How To Get Into (Your) Harvard
The college application process is competitive and daunting. Each year, nearly two million students apply to United States colleges. Among those applicants are more than 20,000 valedictorians and approximately six thousand 2300+ SAT scorers. With admit rates to schools like Harvard in the single digits, the likelihood of receiving a "thick envelope" in the springtime can be awfully thin. This blog will help you chart the path to (your) Harvard. (Veritas Tutors has no affiliation with Harvard University.)


Background photo by Justin Schmauser (http://schmauserphoto.com/home)

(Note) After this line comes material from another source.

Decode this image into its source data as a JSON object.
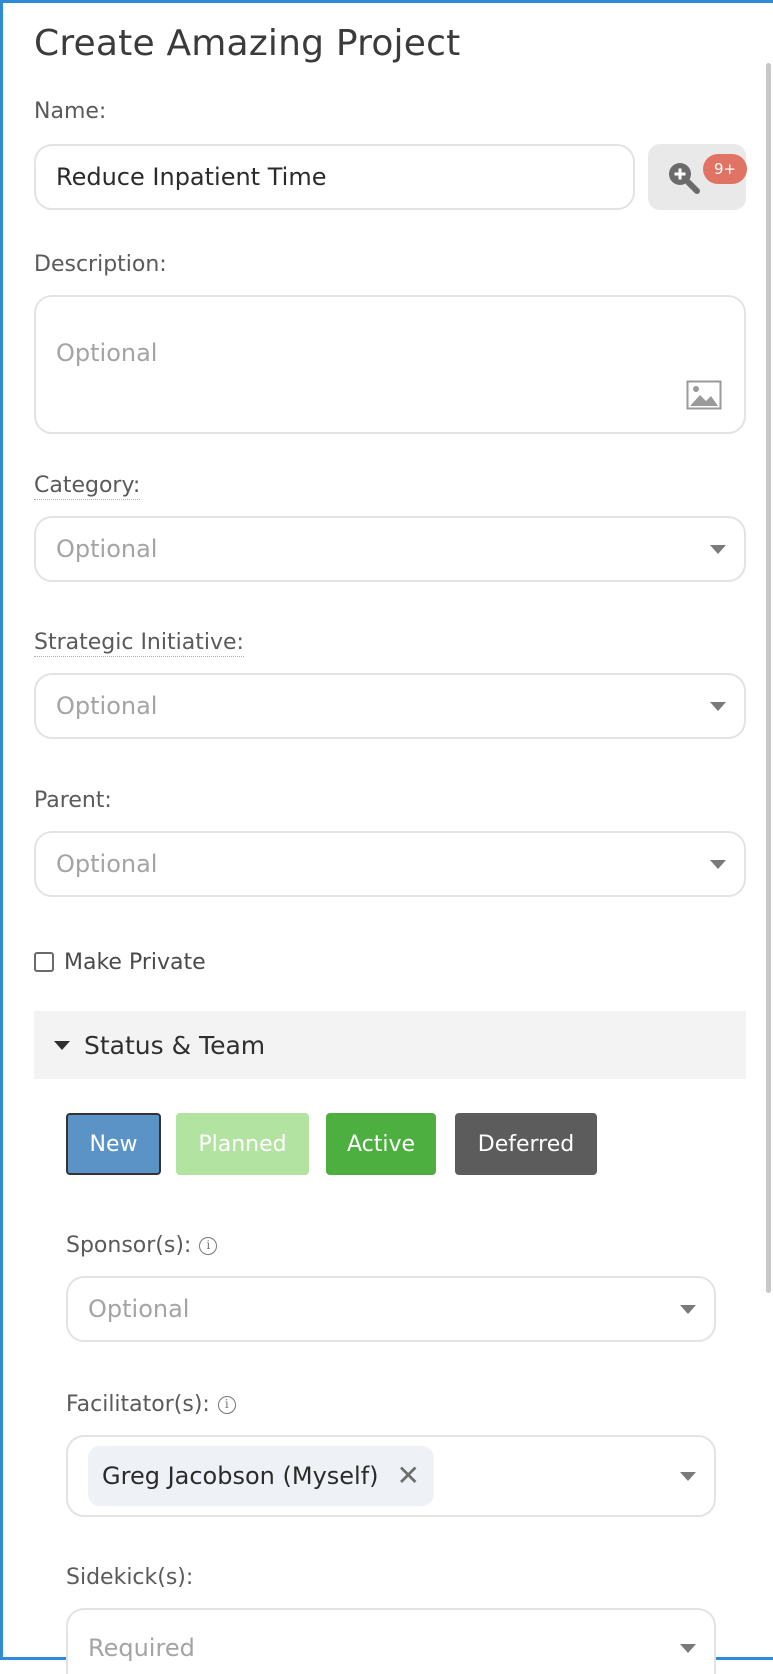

The Rime of the Overworked Admissions Officer

The information you put into the admissions process: it’s pretty slim. Of the nineteen pages currently on the Common Application, you will only fill out the first four. The rest of the pages are for school reports, recommendations, and the like. In total, after you write your short answers and your personal statement, you’ll have distilled your complex life into no more than seven pages. So make every word count. This is not the time to be bombastic but rather to look inside yourself and find—as Coleridge said about poetry—“the best words in their best order.”

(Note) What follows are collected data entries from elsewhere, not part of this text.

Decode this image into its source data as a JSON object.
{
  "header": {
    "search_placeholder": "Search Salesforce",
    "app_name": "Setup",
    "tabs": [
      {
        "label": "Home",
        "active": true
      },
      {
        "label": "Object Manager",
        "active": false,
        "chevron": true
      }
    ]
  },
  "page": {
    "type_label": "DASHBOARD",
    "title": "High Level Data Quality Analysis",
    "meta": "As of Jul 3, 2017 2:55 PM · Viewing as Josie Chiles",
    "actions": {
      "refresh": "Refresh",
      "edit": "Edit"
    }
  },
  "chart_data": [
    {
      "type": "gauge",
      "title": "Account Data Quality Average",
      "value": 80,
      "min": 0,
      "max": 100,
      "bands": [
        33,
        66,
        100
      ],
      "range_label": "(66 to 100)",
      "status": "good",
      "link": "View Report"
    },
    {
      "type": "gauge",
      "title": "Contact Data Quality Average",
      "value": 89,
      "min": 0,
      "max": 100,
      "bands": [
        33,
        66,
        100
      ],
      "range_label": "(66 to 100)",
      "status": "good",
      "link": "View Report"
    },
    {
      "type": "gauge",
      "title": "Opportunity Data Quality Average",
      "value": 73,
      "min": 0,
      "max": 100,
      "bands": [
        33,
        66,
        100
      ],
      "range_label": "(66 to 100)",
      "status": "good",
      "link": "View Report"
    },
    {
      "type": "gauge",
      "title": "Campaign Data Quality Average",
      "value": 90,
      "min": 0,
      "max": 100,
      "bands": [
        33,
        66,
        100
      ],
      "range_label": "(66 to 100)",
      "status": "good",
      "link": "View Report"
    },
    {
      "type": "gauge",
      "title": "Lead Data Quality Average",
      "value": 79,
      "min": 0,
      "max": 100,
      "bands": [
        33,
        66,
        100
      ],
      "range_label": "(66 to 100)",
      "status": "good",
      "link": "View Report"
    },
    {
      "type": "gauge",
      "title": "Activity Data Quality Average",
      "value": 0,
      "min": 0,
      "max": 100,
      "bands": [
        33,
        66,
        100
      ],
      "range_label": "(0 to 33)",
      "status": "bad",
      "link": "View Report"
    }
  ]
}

Admissions officers will read every application they receive—that much is true. How much time they take to read your application, however, is the million-dollar question. Will they glance at it? Look at it? Consider it? The relative value of attention in those verbs reflects your relative proximity to getting accepted.

It is not unusual for an admissions officer to read 1,600 individual applications in a season. Assuming 1,500 words per application, that is equivalent to reading the King James Bible cover-to-cover three times in just over three months…holy admissions headache!